SushiSoozie · 28/01/2021 10:19

However DHalfbro and his long-term girlfriend who he has a child with are whinging and playing the 'second family' card. Dad is very hurt and before all of this, we all got on brilliantly and there was never any kind of bitterness

This is just mean. "Second family card"...you got your Dad living with you your whole childhood, your brother still lives with his parents. You half siblings didn't, he left them and moved on and had a new family.
Now all these years later your Dad is still favouring his second family at the expense of his first.

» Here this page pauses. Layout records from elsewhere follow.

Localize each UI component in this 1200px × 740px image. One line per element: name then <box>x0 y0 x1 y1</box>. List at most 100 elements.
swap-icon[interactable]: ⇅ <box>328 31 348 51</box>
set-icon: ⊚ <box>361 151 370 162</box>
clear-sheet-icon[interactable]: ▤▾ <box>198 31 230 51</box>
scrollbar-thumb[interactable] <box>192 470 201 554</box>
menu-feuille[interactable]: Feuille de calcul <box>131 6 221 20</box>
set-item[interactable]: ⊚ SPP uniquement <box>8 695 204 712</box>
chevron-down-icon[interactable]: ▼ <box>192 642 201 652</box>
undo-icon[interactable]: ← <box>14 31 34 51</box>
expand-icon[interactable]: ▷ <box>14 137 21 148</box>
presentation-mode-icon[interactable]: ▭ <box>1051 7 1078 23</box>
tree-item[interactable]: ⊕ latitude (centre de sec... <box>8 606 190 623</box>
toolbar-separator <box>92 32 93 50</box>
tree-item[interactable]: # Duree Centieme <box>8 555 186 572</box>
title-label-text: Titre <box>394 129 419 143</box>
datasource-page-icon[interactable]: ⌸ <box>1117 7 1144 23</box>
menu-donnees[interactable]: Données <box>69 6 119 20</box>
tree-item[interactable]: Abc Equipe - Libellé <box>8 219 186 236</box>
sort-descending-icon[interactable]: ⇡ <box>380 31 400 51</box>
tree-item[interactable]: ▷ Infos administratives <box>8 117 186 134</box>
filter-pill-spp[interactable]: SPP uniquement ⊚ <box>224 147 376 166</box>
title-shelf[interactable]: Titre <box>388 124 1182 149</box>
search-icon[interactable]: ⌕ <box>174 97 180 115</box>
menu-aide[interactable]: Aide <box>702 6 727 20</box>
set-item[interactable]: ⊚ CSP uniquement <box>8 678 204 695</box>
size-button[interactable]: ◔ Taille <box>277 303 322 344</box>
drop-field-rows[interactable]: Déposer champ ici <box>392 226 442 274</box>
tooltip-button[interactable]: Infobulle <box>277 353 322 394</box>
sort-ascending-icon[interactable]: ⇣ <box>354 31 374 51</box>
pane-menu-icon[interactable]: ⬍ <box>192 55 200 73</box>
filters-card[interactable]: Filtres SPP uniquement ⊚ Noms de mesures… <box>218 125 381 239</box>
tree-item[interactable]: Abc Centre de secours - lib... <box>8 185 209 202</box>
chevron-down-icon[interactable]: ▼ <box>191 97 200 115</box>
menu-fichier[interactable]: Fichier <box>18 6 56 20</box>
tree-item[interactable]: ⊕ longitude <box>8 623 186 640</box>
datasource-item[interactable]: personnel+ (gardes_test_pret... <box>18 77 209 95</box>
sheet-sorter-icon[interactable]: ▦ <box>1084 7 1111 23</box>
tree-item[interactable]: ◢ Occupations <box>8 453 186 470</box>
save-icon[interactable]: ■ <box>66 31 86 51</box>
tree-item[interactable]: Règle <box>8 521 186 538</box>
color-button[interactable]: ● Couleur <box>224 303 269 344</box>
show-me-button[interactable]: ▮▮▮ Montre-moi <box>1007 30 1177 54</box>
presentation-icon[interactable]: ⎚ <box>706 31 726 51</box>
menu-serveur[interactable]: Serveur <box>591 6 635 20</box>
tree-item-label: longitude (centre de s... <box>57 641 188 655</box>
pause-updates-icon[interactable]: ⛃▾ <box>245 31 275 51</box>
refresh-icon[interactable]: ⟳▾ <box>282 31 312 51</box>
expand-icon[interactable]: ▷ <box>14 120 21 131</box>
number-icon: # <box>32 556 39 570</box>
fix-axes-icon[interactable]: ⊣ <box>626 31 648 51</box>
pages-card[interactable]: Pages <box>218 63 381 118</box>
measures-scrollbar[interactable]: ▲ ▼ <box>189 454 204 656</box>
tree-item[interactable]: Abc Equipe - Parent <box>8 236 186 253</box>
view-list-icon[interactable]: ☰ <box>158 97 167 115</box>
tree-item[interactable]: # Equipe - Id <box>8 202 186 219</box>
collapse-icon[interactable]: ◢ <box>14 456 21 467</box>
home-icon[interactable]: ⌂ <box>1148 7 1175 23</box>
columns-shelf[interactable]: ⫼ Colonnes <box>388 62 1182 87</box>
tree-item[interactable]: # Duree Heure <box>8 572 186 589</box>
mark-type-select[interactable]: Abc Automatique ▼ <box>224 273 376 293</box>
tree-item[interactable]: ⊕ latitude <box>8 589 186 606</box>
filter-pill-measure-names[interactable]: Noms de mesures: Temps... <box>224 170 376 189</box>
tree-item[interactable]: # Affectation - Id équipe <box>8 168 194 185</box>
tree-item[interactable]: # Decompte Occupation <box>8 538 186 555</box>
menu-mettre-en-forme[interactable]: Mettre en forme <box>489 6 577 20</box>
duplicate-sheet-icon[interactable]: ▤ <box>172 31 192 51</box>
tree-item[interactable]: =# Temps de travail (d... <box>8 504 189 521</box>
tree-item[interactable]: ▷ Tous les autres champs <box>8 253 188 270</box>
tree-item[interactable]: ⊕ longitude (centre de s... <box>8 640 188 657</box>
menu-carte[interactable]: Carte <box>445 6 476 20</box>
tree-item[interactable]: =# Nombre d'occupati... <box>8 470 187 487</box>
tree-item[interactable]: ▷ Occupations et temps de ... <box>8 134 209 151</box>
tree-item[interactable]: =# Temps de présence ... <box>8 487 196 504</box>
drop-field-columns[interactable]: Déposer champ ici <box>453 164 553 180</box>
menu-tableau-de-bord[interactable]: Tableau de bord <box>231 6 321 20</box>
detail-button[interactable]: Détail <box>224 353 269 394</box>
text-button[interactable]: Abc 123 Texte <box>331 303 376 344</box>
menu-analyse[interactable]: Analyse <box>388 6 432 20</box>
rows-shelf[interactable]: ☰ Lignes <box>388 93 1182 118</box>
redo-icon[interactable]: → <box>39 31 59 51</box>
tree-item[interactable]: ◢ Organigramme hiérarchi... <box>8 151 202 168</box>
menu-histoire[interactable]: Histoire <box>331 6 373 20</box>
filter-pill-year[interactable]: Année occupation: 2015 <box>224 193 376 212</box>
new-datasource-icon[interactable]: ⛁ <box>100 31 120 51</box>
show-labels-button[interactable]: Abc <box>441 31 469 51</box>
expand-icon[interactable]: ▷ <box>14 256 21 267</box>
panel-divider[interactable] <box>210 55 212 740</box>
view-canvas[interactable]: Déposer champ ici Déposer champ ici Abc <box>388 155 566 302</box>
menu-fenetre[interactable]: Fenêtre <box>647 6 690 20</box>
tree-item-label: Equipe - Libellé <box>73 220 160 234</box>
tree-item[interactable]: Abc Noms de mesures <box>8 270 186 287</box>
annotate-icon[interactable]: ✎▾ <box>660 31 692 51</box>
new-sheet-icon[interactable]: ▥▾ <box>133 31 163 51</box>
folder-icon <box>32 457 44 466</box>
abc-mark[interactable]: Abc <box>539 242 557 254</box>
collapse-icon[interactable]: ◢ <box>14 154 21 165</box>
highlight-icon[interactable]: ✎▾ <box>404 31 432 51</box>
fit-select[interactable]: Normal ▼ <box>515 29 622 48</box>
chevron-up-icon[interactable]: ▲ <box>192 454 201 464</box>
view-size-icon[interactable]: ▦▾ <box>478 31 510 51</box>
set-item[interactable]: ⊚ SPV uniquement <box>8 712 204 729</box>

Of course your half brother is upset. It's not about the money, its about being treated as less yet again, as he has done for most of his life.

Harryfrog12 · 28/01/2021 10:19

You might think your half sister is ok with this. Many people like to keep the peace. She is probably not going to let on her real feelings. I know from experience with dads 'new' family things like this are always hurtful

AryaStarkWolf · 28/01/2021 10:19

He should be treating you all the same tbh and if he isn't why did he broadcast how much he's giving everyone?

SabrinaMorningstar · 28/01/2021 10:21

None of this makes any sense. Your DF has no way of knowing what his other DCs will inherit from elsewhere and can't use that as an excuse to treat them differently.
Also £15k isn't going to get you a house. It's only worthwhile as a deposit if you can get a mortgage based on your own income/salary. So it sounds as though his excuse for giving you more doesn't stack up on any level - his other DCs might not inherit and the £15k won't get you a house.

rorosemary · 28/01/2021 10:24

[quote sadirahunet]@BernadetteRostankowskiWolowitz

It was the early 80s. The mortgage was paid off.[/quote]
I doubt that. The interest was really high in the early 80s.

Angel2702 · 28/01/2021 10:29

Should be spilt equally. There is no guarantee at all your siblings would inherit from their Mum, care home fees could swallow up their inheritance.